Columbia's Gerrard said some of the administration's moves to cut emissions in other industries, such as cars and trucks, should be safe from both legal and congressional moves because the auto industry has so far demonstrated it is willing to comply with the rules.

More vulnerable in the courts is the EPA's move to apply the Clean Air Act only to big polluters that emit at least 100,000 tons a year of carbon dioxide. Gerrard said the industry groups had about even chances in the courts of stopping the EPA on that so-called "tailoring rule." If industry wins, it could halt the EPA from regulating by drowning it in paperwork for the tens of thousands of smaller polluters would have to get carbon permits.

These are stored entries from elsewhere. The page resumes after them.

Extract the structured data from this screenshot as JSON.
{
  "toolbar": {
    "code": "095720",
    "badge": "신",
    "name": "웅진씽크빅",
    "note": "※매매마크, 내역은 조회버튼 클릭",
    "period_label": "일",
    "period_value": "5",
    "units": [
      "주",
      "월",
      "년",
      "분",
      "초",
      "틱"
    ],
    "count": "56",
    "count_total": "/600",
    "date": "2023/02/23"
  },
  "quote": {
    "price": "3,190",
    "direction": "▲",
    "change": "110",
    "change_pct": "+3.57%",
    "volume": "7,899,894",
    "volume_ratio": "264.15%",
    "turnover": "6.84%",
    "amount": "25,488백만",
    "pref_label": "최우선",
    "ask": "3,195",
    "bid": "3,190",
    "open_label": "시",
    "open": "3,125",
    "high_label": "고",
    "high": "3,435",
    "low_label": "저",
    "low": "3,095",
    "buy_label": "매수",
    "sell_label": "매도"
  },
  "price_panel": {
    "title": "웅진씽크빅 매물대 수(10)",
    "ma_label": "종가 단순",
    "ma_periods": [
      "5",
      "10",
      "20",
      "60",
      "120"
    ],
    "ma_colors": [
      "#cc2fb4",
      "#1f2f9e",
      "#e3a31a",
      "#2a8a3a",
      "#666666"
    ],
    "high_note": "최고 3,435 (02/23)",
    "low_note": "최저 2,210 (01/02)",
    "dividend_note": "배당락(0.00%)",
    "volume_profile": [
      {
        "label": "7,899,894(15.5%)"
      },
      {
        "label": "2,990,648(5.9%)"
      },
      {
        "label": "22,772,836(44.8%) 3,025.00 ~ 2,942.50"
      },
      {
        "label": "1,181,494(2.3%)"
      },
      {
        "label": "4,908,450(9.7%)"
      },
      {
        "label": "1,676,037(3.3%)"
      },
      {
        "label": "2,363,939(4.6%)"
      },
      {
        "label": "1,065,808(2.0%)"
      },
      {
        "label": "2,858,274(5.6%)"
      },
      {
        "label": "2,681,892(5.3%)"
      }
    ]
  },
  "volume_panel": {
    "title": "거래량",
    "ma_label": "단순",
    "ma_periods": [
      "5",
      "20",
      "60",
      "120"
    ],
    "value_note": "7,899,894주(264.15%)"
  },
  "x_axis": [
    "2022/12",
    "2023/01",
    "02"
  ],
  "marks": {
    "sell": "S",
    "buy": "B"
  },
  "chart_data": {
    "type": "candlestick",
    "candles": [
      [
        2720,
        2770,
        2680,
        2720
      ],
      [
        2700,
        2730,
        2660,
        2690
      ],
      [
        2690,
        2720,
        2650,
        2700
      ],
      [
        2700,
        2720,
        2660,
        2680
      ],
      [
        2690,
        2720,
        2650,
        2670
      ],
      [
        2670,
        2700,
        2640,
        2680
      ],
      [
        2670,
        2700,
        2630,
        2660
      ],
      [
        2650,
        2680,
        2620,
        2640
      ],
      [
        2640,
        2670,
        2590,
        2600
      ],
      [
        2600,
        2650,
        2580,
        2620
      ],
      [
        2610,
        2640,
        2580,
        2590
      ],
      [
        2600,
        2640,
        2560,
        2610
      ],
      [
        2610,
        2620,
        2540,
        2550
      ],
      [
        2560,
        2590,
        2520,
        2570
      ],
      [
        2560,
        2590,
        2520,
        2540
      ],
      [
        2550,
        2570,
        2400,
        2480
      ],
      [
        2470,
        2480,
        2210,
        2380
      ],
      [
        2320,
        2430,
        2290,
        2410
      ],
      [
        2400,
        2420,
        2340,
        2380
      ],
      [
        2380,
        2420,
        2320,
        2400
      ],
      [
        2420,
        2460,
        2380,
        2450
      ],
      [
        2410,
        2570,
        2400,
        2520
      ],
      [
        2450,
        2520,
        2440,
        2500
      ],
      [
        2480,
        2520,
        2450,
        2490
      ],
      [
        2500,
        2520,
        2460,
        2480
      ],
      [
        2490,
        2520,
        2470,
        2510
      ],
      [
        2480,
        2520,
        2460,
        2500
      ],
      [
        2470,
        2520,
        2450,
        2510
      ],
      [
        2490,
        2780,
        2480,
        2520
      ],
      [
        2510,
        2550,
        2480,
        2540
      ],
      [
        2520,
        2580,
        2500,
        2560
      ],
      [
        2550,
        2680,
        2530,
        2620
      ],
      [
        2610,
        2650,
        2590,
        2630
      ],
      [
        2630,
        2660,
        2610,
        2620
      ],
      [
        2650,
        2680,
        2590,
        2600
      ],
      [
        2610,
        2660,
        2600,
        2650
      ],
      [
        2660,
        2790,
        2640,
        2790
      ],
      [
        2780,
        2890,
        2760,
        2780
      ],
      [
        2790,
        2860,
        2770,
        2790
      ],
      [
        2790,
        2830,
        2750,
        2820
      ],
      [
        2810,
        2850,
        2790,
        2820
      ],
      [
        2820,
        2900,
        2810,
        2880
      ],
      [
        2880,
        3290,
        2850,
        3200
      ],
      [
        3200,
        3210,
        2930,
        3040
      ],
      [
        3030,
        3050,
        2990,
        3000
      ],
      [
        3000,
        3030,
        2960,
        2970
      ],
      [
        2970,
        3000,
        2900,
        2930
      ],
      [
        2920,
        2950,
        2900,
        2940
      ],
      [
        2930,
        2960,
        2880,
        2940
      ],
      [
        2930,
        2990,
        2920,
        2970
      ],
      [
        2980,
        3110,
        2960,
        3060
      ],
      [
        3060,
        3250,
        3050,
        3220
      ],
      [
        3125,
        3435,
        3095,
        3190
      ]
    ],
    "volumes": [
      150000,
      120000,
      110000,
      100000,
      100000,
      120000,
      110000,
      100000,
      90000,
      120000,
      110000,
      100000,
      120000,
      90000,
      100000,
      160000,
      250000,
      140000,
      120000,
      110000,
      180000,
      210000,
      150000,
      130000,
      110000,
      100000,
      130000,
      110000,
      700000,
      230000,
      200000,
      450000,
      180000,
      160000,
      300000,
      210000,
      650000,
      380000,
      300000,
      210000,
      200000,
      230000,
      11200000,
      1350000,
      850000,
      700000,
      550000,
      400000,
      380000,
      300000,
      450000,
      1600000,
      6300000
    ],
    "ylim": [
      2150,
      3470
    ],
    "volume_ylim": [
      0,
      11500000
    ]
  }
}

The industries have asked the U.S. Court of Appeals for the District of Columbia for a stay on the EPA rules that could be issued before the end of the year. That could give clues as to how successful the cases will be next year, Gerrard said.

In the meantime, liberals are wondering whether Republicans will stick to stopping EPA from regulating carbon, or whether they'll try to stop other agency regulations as well.

The new Republican leadership has indicated it may try to stop the EPA's plans to regulate mercury, smog, acid rain, and coal ash.

"This would be a disaster for public health as well as increase uncertainty for businesses that need certainty before making investments," said Daniel Weiss, senior fellow at the Center for American Progress Action Fund.